Sommes-nous en train de voir grandir une génération d’inutiles ?

Chaque décennie, les codes changent et laissent les parents, jugés hors du coup, perplexes devant des attitudes qui leur paraissent étranges en comparaison avec leur jeunesse. « Sommes-nous en train d’élever une génération de jeunes inutiles ? » semblent-ils s’interroger.

C’est un débat séculaire dont vous étiez peut-être le sujet il y’a vingt ou trente ans. Et cela commence toujours avec un ton désapprobateur pour dire : « Les jeunes d’aujourd’hui… ». Seulement, y’a-t-il véritablement une différence avec ceux d’hier ?

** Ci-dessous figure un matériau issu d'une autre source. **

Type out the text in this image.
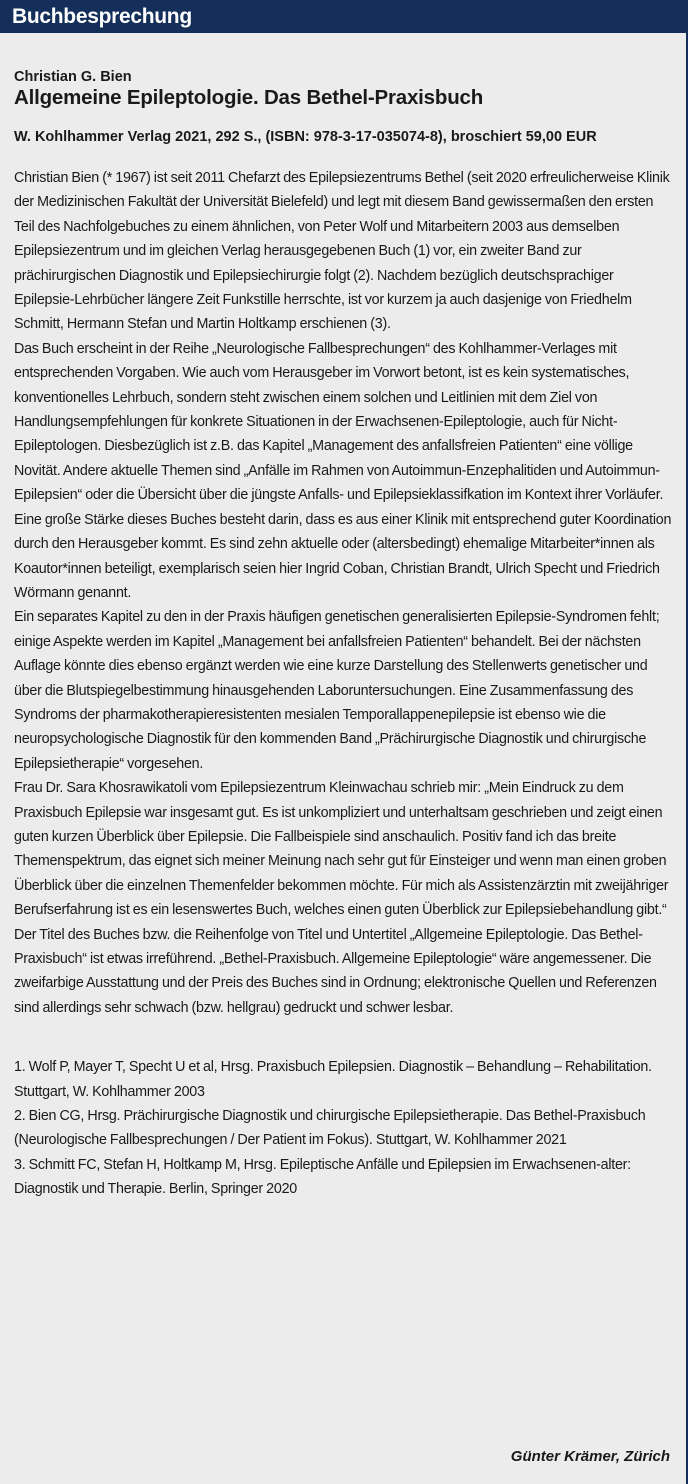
Buchbesprechung

Christian G. Bien

Allgemeine Epileptologie. Das Bethel-Praxisbuch

W. Kohlhammer Verlag 2021, 292 S., (ISBN: 978-3-17-035074-8), broschiert 59,00 EUR

Christian Bien (* 1967) ist seit 2011 Chefarzt des Epilepsiezentrums Bethel (seit 2020 erfreulicherweise Klinik der Medizinischen Fakultät der Universität Bielefeld) und legt mit diesem Band gewissermaßen den ersten Teil des Nachfolgebuches zu einem ähnlichen, von Peter Wolf und Mitarbeitern 2003 aus demselben Epilepsiezentrum und im gleichen Verlag herausgegebenen Buch (1) vor, ein zweiter Band zur prächirurgischen Diagnostik und Epilepsiechirurgie folgt (2). Nachdem bezüglich deutschsprachiger Epilepsie-Lehrbücher längere Zeit Funkstille herrschte, ist vor kurzem ja auch dasjenige von Friedhelm Schmitt, Hermann Stefan und Martin Holtkamp erschienen (3).

Das Buch erscheint in der Reihe „Neurologische Fallbesprechungen“ des Kohlhammer-Verlages mit entsprechenden Vorgaben. Wie auch vom Herausgeber im Vorwort betont, ist es kein systematisches, konventionelles Lehrbuch, sondern steht zwischen einem solchen und Leitlinien mit dem Ziel von Handlungsempfehlungen für konkrete Situationen in der Erwachsenen-Epileptologie, auch für Nicht-Epileptologen. Diesbezüglich ist z.B. das Kapitel „Management des anfallsfreien Patienten“ eine völlige Novität. Andere aktuelle Themen sind „Anfälle im Rahmen von Autoimmun-Enzephalitiden und Autoimmun-Epilepsien“ oder die Übersicht über die jüngste Anfalls- und Epilepsieklassifkation im Kontext ihrer Vorläufer.

Eine große Stärke dieses Buches besteht darin, dass es aus einer Klinik mit entsprechend guter Koordination durch den Herausgeber kommt. Es sind zehn aktuelle oder (altersbedingt) ehemalige Mitarbeiter*innen als Koautor*innen beteiligt, exemplarisch seien hier Ingrid Coban, Christian Brandt, Ulrich Specht und Friedrich Wörmann genannt.

Ein separates Kapitel zu den in der Praxis häufigen genetischen generalisierten Epilepsie-Syndromen fehlt; einige Aspekte werden im Kapitel „Management bei anfallsfreien Patienten“ behandelt. Bei der nächsten Auflage könnte dies ebenso ergänzt werden wie eine kurze Darstellung des Stellenwerts genetischer und über die Blutspiegelbestimmung hinausgehenden Laboruntersuchungen. Eine Zusammenfassung des Syndroms der pharmakotherapieresistenten mesialen Temporallappenepilepsie ist ebenso wie die neuropsychologische Diagnostik für den kommenden Band „Prächirurgische Diagnostik und chirurgische Epilepsietherapie“ vorgesehen.

Frau Dr. Sara Khosrawikatoli vom Epilepsiezentrum Kleinwachau schrieb mir: „Mein Eindruck zu dem Praxisbuch Epilepsie war insgesamt gut. Es ist unkompliziert und unterhaltsam geschrieben und zeigt einen guten kurzen Überblick über Epilepsie. Die Fallbeispiele sind anschaulich. Positiv fand ich das breite Themenspektrum, das eignet sich meiner Meinung nach sehr gut für Einsteiger und wenn man einen groben Überblick über die einzelnen Themenfelder bekommen möchte. Für mich als Assistenzärztin mit zweijähriger Berufserfahrung ist es ein lesenswertes Buch, welches einen guten Überblick zur Epilepsiebehandlung gibt.“

Der Titel des Buches bzw. die Reihenfolge von Titel und Untertitel „Allgemeine Epileptologie. Das Bethel-Praxisbuch“ ist etwas irreführend. „Bethel-Praxisbuch. Allgemeine Epileptologie“ wäre angemessener. Die zweifarbige Ausstattung und der Preis des Buches sind in Ordnung; elektronische Quellen und Referenzen sind allerdings sehr schwach (bzw. hellgrau) gedruckt und schwer lesbar.

1. Wolf P, Mayer T, Specht U et al, Hrsg. Praxisbuch Epilepsien. Diagnostik – Behandlung – Rehabilitation. Stuttgart, W. Kohlhammer 2003

2. Bien CG, Hrsg. Prächirurgische Diagnostik und chirurgische Epilepsietherapie. Das Bethel-Praxisbuch (Neurologische Fallbesprechungen / Der Patient im Fokus). Stuttgart, W. Kohlhammer 2021

3. Schmitt FC, Stefan H, Holtkamp M, Hrsg. Epileptische Anfälle und Epilepsien im Erwachsenen-alter: Diagnostik und Therapie. Berlin, Springer 2020

Günter Krämer, Zürich
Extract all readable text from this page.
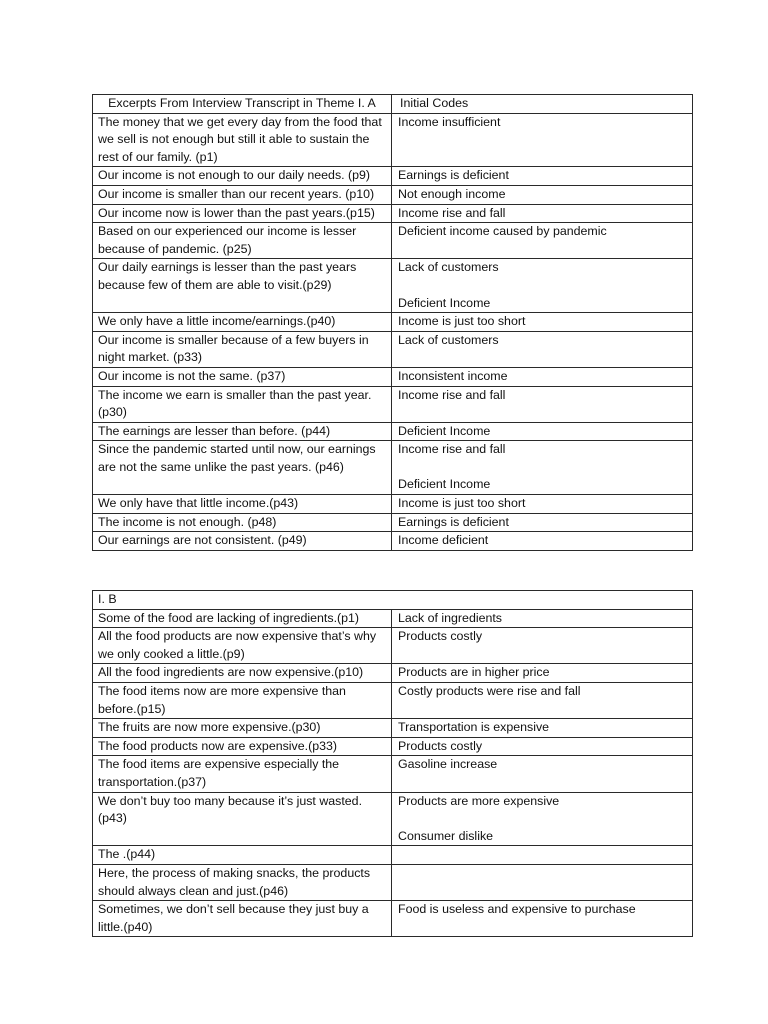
Excerpts From Interview Transcript in Theme I. A	Initial Codes
The money that we get every day from the food that we sell is not enough but still it able to sustain the rest of our family. (p1)	Income insufficient

Our income is not enough to our daily needs. (p9)	Earnings is deficient

Our income is smaller than our recent years. (p10)	Not enough income

Our income now is lower than the past years.(p15)	Income rise and fall

Based on our experienced our income is lesser because of pandemic. (p25)	Deficient income caused by pandemic

Our daily earnings is lesser than the past years because few of them are able to visit.(p29)	Lack of customers
Deficient Income

We only have a little income/earnings.(p40)	Income is just too short

Our income is smaller because of a few buyers in night market. (p33)	Lack of customers

Our income is not the same. (p37)	Inconsistent income

The income we earn is smaller than the past year.(p30)	Income rise and fall

The earnings are lesser than before. (p44)	Deficient Income

Since the pandemic started until now, our earnings are not the same unlike the past years. (p46)	Income rise and fall
Deficient Income

We only have that little income.(p43)	Income is just too short

The income is not enough. (p48)	Earnings is deficient

Our earnings are not consistent. (p49)	Income deficient
I. B	
Some of the food are lacking of ingredients.(p1)	Lack of ingredients

All the food products are now expensive that’s why we only cooked a little.(p9)	Products costly

All the food ingredients are now expensive.(p10)	Products are in higher price

The food items now are more expensive than before.(p15)	Costly products were rise and fall

The fruits are now more expensive.(p30)	Transportation is expensive

The food products now are expensive.(p33)	Products costly

The food items are expensive especially the transportation.(p37)	Gasoline increase

We don’t buy too many because it’s just wasted.(p43)	Products are more expensive
Consumer dislike

The .(p44)	
Here, the process of making snacks, the products should always clean and just.(p46)	
Sometimes, we don’t sell because they just buy a little.(p40)	Food is useless and expensive to purchase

La génération du tout, tout de suite

S’il y’a bien un grand bouleversement dans cette génération, c’est la consommation de l’information mais aussi des choses. A l’heure où l’on peut tout avoir à portée de clic, difficile d’envisager la patience quand les informations ne font que se bousculer. Aux yeux des aînés qui ne sont pas aussi bien initiés à ces technologies, voir un adolescent ou un jeune adulte avachi devant un écran semble ahurissant quand pendant ses jeunes années, c’était dehors qu’il faisait ses quatre cent coups.

Les partisans du moindre effort, vraiment ?

L’histoire du « Moi, à ton âge » a encore de beaux jours devant elle. Pour toutes les générations dites « anciennes », l’âge d’or a eu lieu pendant leur jeunesse et les vraies valeurs leur appartenaient. Ce que l’on reproche aux millenials ? Un désinvestissement dans la vie du foyer pour rester prostrés tout en se plaignant continuellement. Cette histoire du serpent qui se mord la queue est le résultat des parents, ayant eux-mêmes souffert de leurs aïeux qui ne reconnaissaient pas leurs mérites et leurs aspirations. Résultat : ces derniers ont voulu offrir le choix à leurs enfants qu’ils finissent par ne plus comprendre.

La génération boomerang

Alors que la crise économique finit par plonger toute une génération de jeunes adultes dans une précarité conséquente, ces derniers finissent par adhérer au phénomène Tanguy. C’est ce qu’on appelle l’effet boomerang, où malgré de longues études et des stages, on finit par loger chez ses parents car les moyens ne permettent parfois pas de payer un studio dans une grande métropole. Cet échec social est consolidé par la frustration du père et de la mère qui se sont parfois sacrifiés pour que leur progéniture puisse aussi avoir droit à ce qu’ils ont réussi à avoir par leurs propres moyens. Seulement, il existe une différence de taille entre ces deux générations, justement. Son nom ? Le sacrifice. A l’époque où l’on se battait pour avoir la part du lion, à savoir une maison, une voiture et un pavillon de vacances, cette jeune génération n’a qu’une seule devise en tête : allier la liberté à l’esclavage moderne. Un véritable choc des valeurs s’opère alors et crée une incompréhension d’un côté comme de l’autre. Car, oui, aujourd’hui, plus que jamais, on parle de l’équilibre entre vie personnelle et professionnelle alors qu’à l’époque, on ne l’a jamais conçu.

La fin de la méritocratie

Alors que cette valeur donnait des étoiles dans les yeux à ceux qui la défendaient, la méritocratie est aujourd’hui un mot qui tombe en désuétude. La raison est simple : les succès faciles sont de plus en plus glorifiés et médiatisés. Alors que certains voient sous leurs yeux stupéfaits des personnes lambdas devenir de véritables stars interplanétaires sans véritable talent, il devient difficile d’idéaliser le self made man qui a des années de dur labeur derrière lui. Et puis tous les métiers ont tendance à changer. N’en déplaise aux parents qui conçoivent le travail comme une série de douleurs contre lesquelles on ne peut échapper, un autre bouleversement est venu : le bonheur. Une félicité hors des sentiers battus qui peut être une chimère pour les aînés dont l’idéalisme peut flétrir au gré des désillusions.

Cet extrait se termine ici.